Tailoring exchange couplings in magnetic topological-insulator/antiferromagnet heterostructures

Magnetic topological insulators such as Cr-doped (Bi,Sb) 2 Te 3 provide a platform for the realization of versatile time-reversal symmetry-breaking physics. By constructing heterostructures exhibiting Néel order in an antiferromagnetic CrSb and ferromagnetic order in Cr-doped (Bi,Sb) 2 Te 3 , we realize emergent interfacial magnetic phenomena which can be tailored through artificial structural engineering. Through deliberate geometrical design of heterostructures and superlattices, we demonstrate the use of antiferromagnetic exchange coupling in manipulating the magnetic properties of magnetic topological insulators. Proximity effects are shown to induce an interfacial spin texture modulation and establish an effective long-range exchange coupling mediated by antiferromagnetism, which significantly enhances the magnetic ordering temperature in the superlattice.
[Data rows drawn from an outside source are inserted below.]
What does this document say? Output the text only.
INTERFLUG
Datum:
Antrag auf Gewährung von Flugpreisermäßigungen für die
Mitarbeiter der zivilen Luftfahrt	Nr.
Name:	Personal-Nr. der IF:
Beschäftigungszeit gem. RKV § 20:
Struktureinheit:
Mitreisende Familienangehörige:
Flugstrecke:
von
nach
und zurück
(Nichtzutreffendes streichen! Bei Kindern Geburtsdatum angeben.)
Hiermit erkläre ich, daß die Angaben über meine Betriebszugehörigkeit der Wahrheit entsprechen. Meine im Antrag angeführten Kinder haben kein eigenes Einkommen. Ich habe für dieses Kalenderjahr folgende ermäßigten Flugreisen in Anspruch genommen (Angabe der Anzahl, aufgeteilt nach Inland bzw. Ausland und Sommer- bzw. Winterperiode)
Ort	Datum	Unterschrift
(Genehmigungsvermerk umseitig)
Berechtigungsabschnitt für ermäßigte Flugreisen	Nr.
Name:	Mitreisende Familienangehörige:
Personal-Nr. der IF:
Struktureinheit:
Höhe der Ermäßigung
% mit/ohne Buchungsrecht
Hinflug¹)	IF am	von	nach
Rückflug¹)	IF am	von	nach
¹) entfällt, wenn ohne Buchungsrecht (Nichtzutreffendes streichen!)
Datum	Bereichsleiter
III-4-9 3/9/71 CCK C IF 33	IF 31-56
This work provides a new framework on integrating topological insulators with antiferromagnetic materials and unveils new avenues towards dissipationless topological antiferromagnetic spintronics. Heterostructures formed by the magnetic topological insulator Cr-doped (Bi,Sb) 2 Te and the antiferromagnet CrSb are shown to exhibit emergent interfacial magnetic phenomena that can be tuned with the heterostructure geometry.